Is Politics Cowing, or it’s the Politicians?
Today I will quote a lot of people as I keenly consider what makes politics good or bad depending on what side of the valley you stand. Politics must be considered, it must be discussed, it must be scrutinized because deciding not do all the above is akin to burying your head in the sand and thinking the enemy is not seeing you.
We are nearing the 2022 general election. As the days go by, they come with mixed reaction especially on what expectations people have with whatever comes out of the voting in about a year from now. Yet Emma Goldman seems to have identified herself with a lot of us.
She was quoted having said, “If voting changed anything, they’d make it illegal.” In a layman language, we wake up after every election cycle to go vote not as a way of exercising our democratic right for progress, but because everybody is comfortable that nothing will change after all.
We have resorted to simply agreeing that more often, changing the forest doesn’t change the habit of the monkeys. They will always be monkeys; they were made to climb and go perching on branches. And you can agree that this is what we identify best with.
At this point we can agree that our cowing about politics has more to do with the politicians as it does with our politics. We vote to exercise what we think to be a legal right yet at the end of the day, we hear of systems at play and we wonder if ours is a roller-coaster of convenience.
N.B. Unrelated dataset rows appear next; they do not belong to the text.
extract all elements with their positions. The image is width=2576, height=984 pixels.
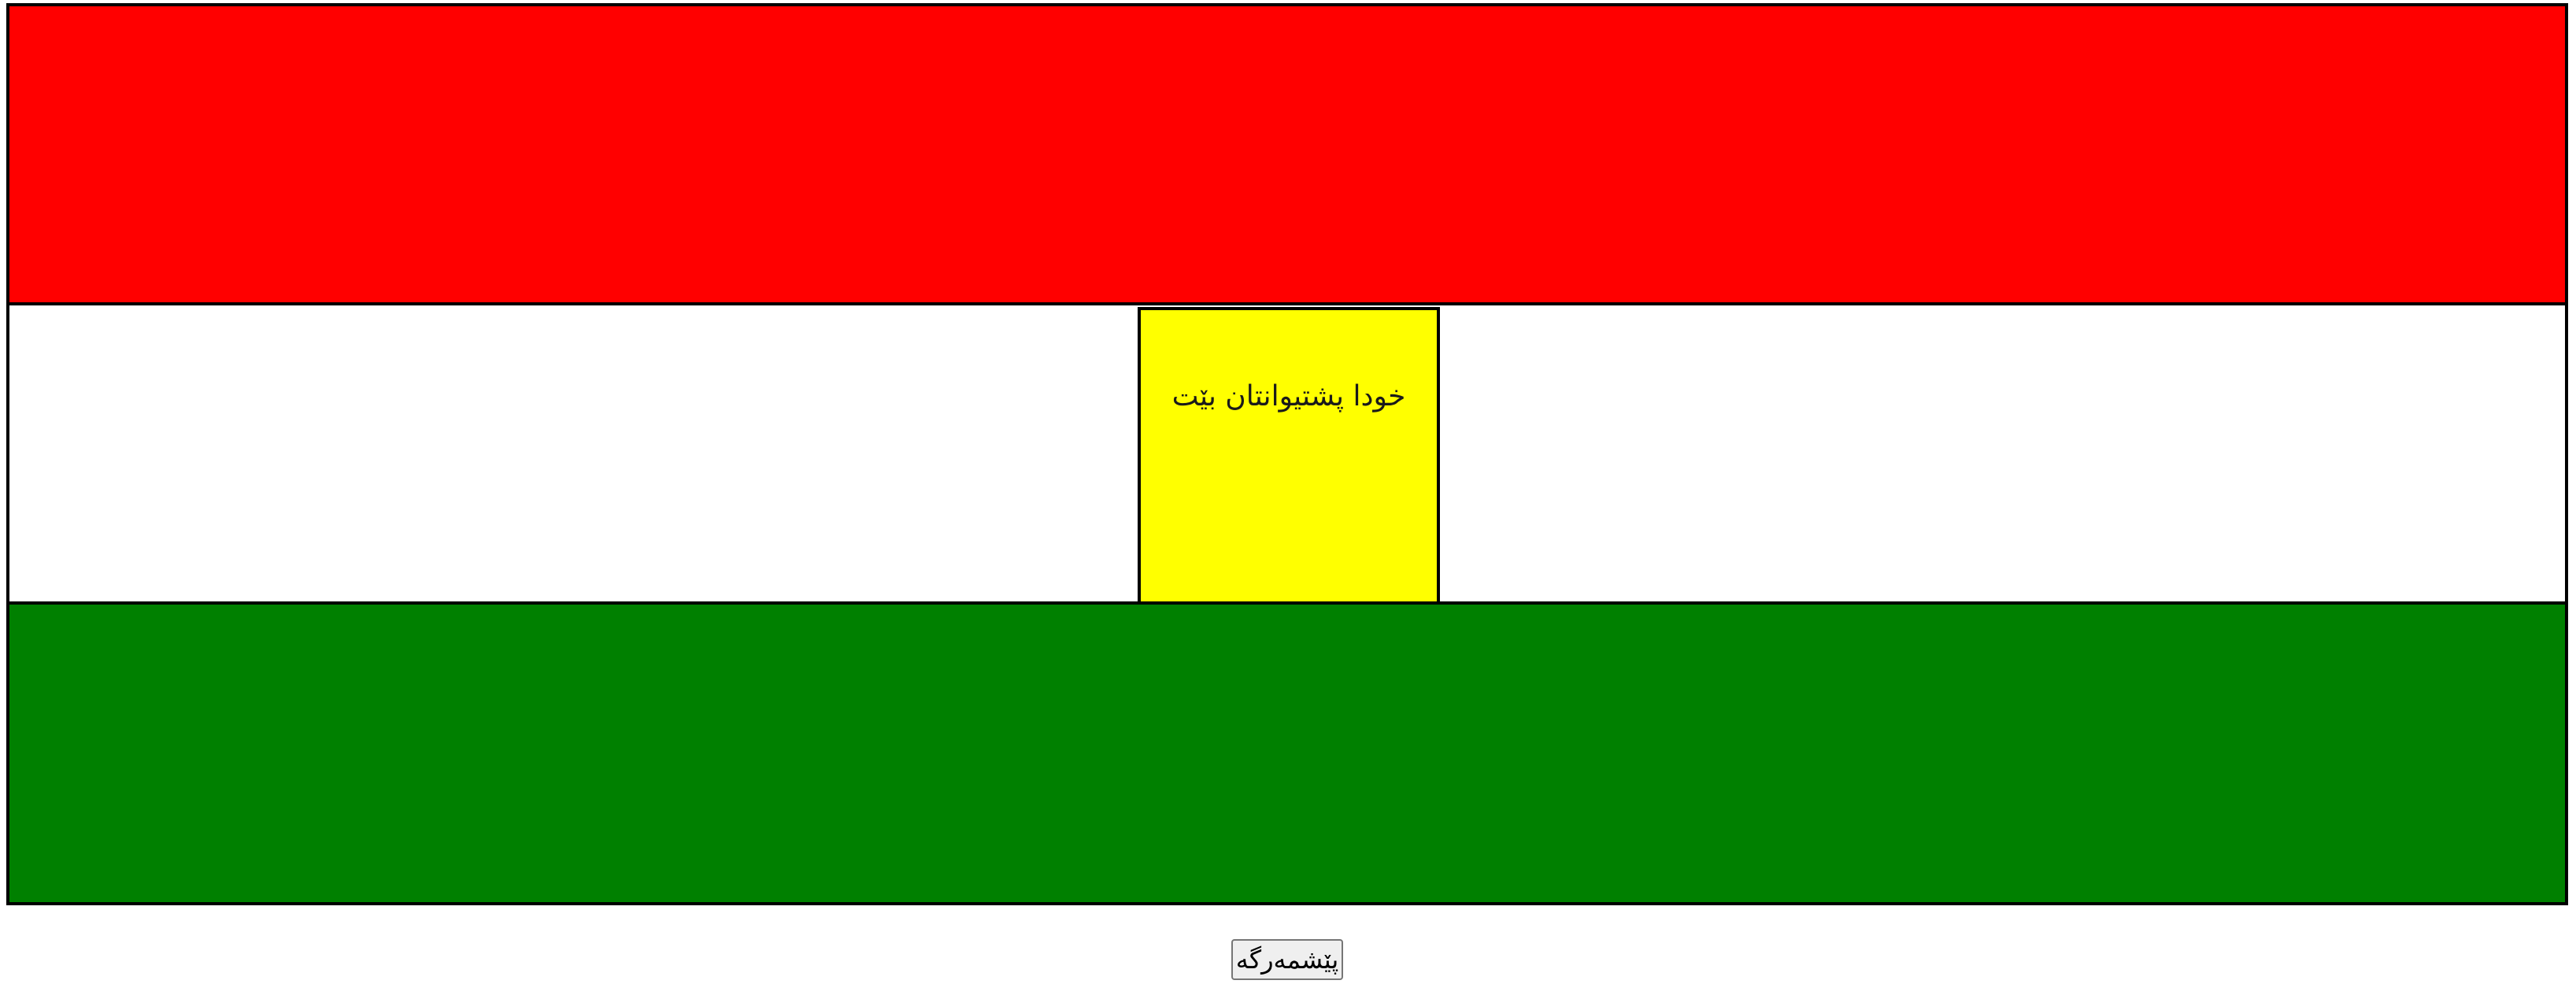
flag: خودا پشتیوانتان بێت: [6, 3, 2568, 905]
flag-center-panel: خودا پشتیوانتان بێت: [1138, 307, 1440, 605]
peshmerga-button[interactable]: پێشمەرگە: [1231, 939, 1343, 980]
flag-center-text: خودا پشتیوانتان بێت: [1171, 380, 1406, 412]
flag-green-stripe: [6, 601, 2568, 905]
flag-red-stripe: [6, 3, 2568, 305]
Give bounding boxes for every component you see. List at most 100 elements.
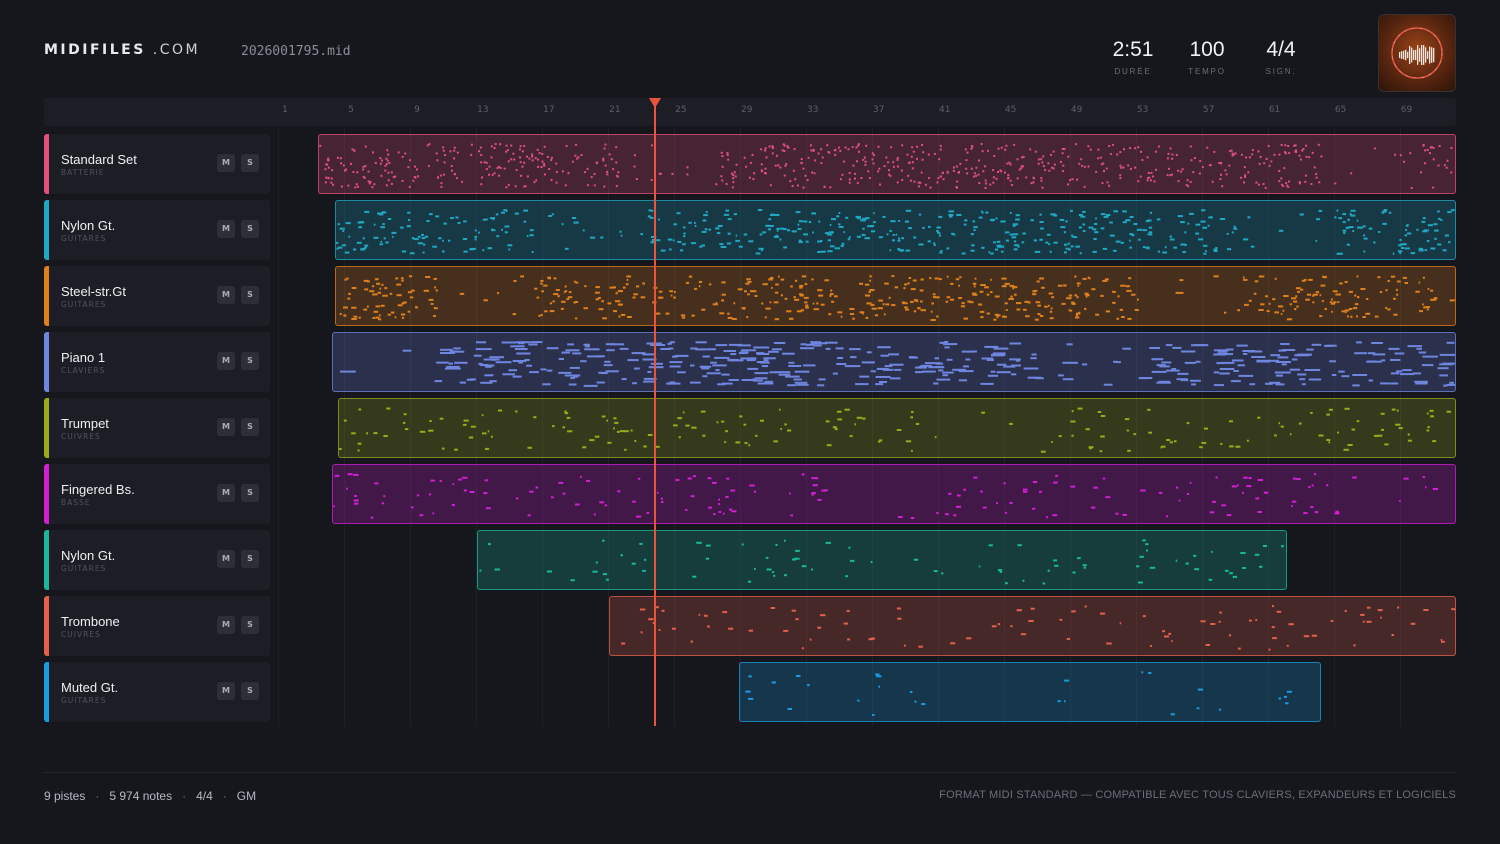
- track-color-stripe: [44, 398, 49, 458]
- track-category: CUIVRES: [61, 630, 101, 639]
- track-lane[interactable]: [476, 530, 1287, 590]
- track-lane[interactable]: [334, 200, 1456, 260]
- note-pattern: [745, 671, 1292, 716]
- playhead[interactable]: [654, 98, 656, 726]
- track-name: Fingered Bs.: [61, 482, 135, 497]
- ruler-bar-49: 49: [1070, 105, 1083, 115]
- tempo-label: TEMPO: [1188, 67, 1226, 76]
- solo-button[interactable]: S: [241, 550, 259, 568]
- ruler-bar-25: 25: [675, 105, 687, 115]
- app-header: MIDIFILES .COM 2026001795.mid 2:51 DURÉE…: [44, 14, 1456, 94]
- track-name: Trombone: [61, 614, 120, 629]
- note-pattern: [620, 605, 1455, 651]
- solo-button[interactable]: S: [241, 352, 259, 370]
- track-name: Muted Gt.: [61, 680, 119, 695]
- track-category: GUITARES: [61, 564, 107, 573]
- timeline-ruler[interactable]: 1 5 9 13 17 21 25 29 33 37 41 45 49 53 57 61 65 69: [44, 98, 1456, 126]
- ruler-bar-33: 33: [807, 105, 819, 115]
- track-count: 9 pistes: [44, 789, 86, 803]
- mute-button[interactable]: M: [217, 484, 235, 502]
- track-lane[interactable]: [334, 266, 1456, 326]
- solo-button[interactable]: S: [241, 484, 259, 502]
- footer-summary: 9 pistes · 5 974 notes · 4/4 · GM: [44, 789, 257, 803]
- ruler-bar-5: 5: [348, 105, 354, 115]
- ruler-bar-69: 69: [1400, 105, 1413, 115]
- ruler-bar-17: 17: [543, 105, 555, 115]
- track-name: Nylon Gt.: [61, 218, 116, 233]
- playhead-handle[interactable]: [649, 98, 661, 108]
- track-category: BATTERIE: [61, 168, 105, 177]
- solo-button[interactable]: S: [241, 286, 259, 304]
- signature-value: 4/4: [1266, 38, 1296, 61]
- mute-button[interactable]: M: [217, 418, 235, 436]
- time-signature: 4/4: [196, 789, 213, 803]
- track-header[interactable]: Nylon Gt. GUITARES M S: [44, 200, 270, 260]
- solo-button[interactable]: S: [241, 418, 259, 436]
- track-header[interactable]: Standard Set BATTERIE M S: [44, 134, 270, 194]
- ruler-bar-9: 9: [414, 105, 420, 115]
- track-name: Steel-str.Gt: [61, 284, 127, 299]
- ruler-bar-57: 57: [1202, 105, 1215, 115]
- file-name: 2026001795.mid: [241, 44, 351, 59]
- mute-button[interactable]: M: [217, 682, 235, 700]
- track-category: GUITARES: [61, 696, 107, 705]
- footer-divider: [44, 772, 1456, 773]
- duration-value: 2:51: [1112, 38, 1154, 61]
- track-color-stripe: [44, 530, 49, 590]
- signature-label: SIGN.: [1265, 67, 1297, 76]
- track-header[interactable]: Trumpet CUIVRES M S: [44, 398, 270, 458]
- mute-button[interactable]: M: [217, 352, 235, 370]
- track-color-stripe: [44, 332, 49, 392]
- track-header[interactable]: Muted Gt. GUITARES M S: [44, 662, 270, 722]
- note-pattern: [479, 539, 1284, 585]
- ruler-bar-65: 65: [1334, 105, 1347, 115]
- ruler-bar-41: 41: [938, 105, 951, 115]
- note-count: 5 974 notes: [109, 789, 173, 803]
- mute-button[interactable]: M: [217, 616, 235, 634]
- note-pattern: [339, 407, 1452, 453]
- album-cover[interactable]: [1378, 14, 1456, 92]
- brand-logo[interactable]: MIDIFILES .COM: [44, 42, 200, 58]
- mute-button[interactable]: M: [217, 154, 235, 172]
- note-pattern: [319, 143, 1453, 189]
- note-pattern: [339, 341, 1455, 387]
- track-header[interactable]: Trombone CUIVRES M S: [44, 596, 270, 656]
- ruler-bar-45: 45: [1004, 105, 1017, 115]
- midi-standard: GM: [236, 789, 257, 803]
- track-category: CUIVRES: [61, 432, 101, 441]
- solo-button[interactable]: S: [241, 154, 259, 172]
- track-color-stripe: [44, 596, 49, 656]
- duration-stat: 2:51 DURÉE: [1096, 38, 1170, 76]
- track-lane[interactable]: [739, 662, 1322, 722]
- track-header[interactable]: Nylon Gt. GUITARES M S: [44, 530, 270, 590]
- track-lane[interactable]: [331, 464, 1456, 524]
- ruler-bar-29: 29: [741, 105, 753, 115]
- track-lane[interactable]: [331, 332, 1456, 392]
- file-stats: 2:51 DURÉE 100 TEMPO 4/4 SIGN.: [1096, 38, 1318, 76]
- track-lane[interactable]: [338, 398, 1456, 458]
- track-name: Piano 1: [61, 350, 106, 365]
- track-lane[interactable]: [608, 596, 1456, 656]
- mute-button[interactable]: M: [217, 220, 235, 238]
- solo-button[interactable]: S: [241, 682, 259, 700]
- track-lane[interactable]: [318, 134, 1456, 194]
- track-header[interactable]: Steel-str.Gt GUITARES M S: [44, 266, 270, 326]
- ruler-bar-53: 53: [1136, 105, 1149, 115]
- note-pattern: [339, 275, 1455, 321]
- mute-button[interactable]: M: [217, 550, 235, 568]
- track-color-stripe: [44, 662, 49, 722]
- solo-button[interactable]: S: [241, 220, 259, 238]
- ruler-bar-61: 61: [1268, 105, 1281, 115]
- ruler-bar-1: 1: [282, 105, 288, 115]
- solo-button[interactable]: S: [241, 616, 259, 634]
- track-name: Standard Set: [61, 152, 137, 167]
- track-color-stripe: [44, 464, 49, 524]
- track-category: CLAVIERS: [61, 366, 106, 375]
- ruler-bar-21: 21: [609, 105, 621, 115]
- track-header[interactable]: Fingered Bs. BASSE M S: [44, 464, 270, 524]
- tempo-stat: 100 TEMPO: [1170, 38, 1244, 76]
- track-header[interactable]: Piano 1 CLAVIERS M S: [44, 332, 270, 392]
- mute-button[interactable]: M: [217, 286, 235, 304]
- track-category: BASSE: [61, 498, 91, 507]
- track-color-stripe: [44, 134, 49, 194]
Whatever Joseph Stalin said back in the day has remained relevant today as it was years back. To him it was, and I agreed partly that, ‘It is enough that the people know there was an election. The people who cast the votes decide nothing. The people who count the votes decide everything.”
Now that those who think this is what politics is all about, resort to defend what they think is a right stolen from them. To the extreme end, they think of violence as a way of purchasing that right and the dangers that get posed with that are often dire.
They do so in the gentleman-ship way of agreeing with Dante Alighieri who felt that the darkest places in hell are reserved for those who maintain their neutrality in times of moral crisis. For the fear of reserving their places in hell, they resort to take positions however dangerous on the very forefront by choosing to play it rough.
For those who are beginning to plant seeds of hatred among their people and also instigating crystals of violence, to them, slotting a place in hell is better taken care of by first taking the offensive side instead of taking the neutral side and finally ending there.
Politics is a dirty game as has been painted to us. Often than not, I wonder what makes it dirty given that there are three parties involved in playing the game. What does it take then to make it a dirty? As though that is not enough, I ask myself what role I play in the whole mix.
For something to be dirty, there needs to be mud, then there is the place or fabric that becomes dirty and then the person that makes something dirty either as virtue of use or simply due to accident. For us unfortunately, the dirty is more of a choice as opposed to an accident.
The electorate has been downgraded to become the mud and the place or fabric to be dirtied. The politicians have taken their permanent place in partaking the action of applying the mud on the electorate. We have been dirtied and when we think it is enough, the ideology gets changed and we find ourselves right in the mud again. Simply said, such is life.
So why exactly is it that we can’t find any confidence in our politics, our politicians and even in we ourselves? Everything has something to do with us. We the electorate. And the fact that we have over time accepted to sell our conscience to bad politics. Period.
In our politics, the bad do not get justice served on their plate nor are the good appreciated. You become a good politician, everything gets worked against you and you get served the opposite of what you could expect of a good person.
You do bad, you get praised and become an epitome of what “governance” looks like. Whether is good governance or bad, it is none of our business. There is a lot of glory with being the bad politician. So, at the end of the day, it is the politics, the so-called politicians and we the electorate.
Someone could wonder if it is better in other places, nay. Although in terms of maturity of other democracies, theirs is better than ours yet sometimes theirs is not perfect as well. But not in all aspects. Sometimes you find a democracy where the politicians are fair in a way and the electorate are very good as well as their systems being much better.
No wonder Milton Friedman said that if you put the federal government in charge of the Sahara Desert, in 5 years there’d be a shortage of sand. That is because it is a government run by politicians even though it has a near-perfect systems. To mean that at the end of the day, it will never be perfect but it can become better.
So, lets us agree that our politics and politicians and part of the electorate are cowing. Yet still, we should continue the civil movement in a more noble way with the hope that things will become better. Choosing to become a sound and morally mature electorate is the thing. In generations to come, maybe a generation would have come to epitomize true mature politics. For now, we have to pay the price of liberation.
Remember, “One of the penalties of refusing to participate in politics is that you end being governed by your inferiors,” Plato said. Maybe I add that refusing to participate in politics maturely, soberly and soundly could be our greatest undoing. But we still have a chance come 2022 and years to come.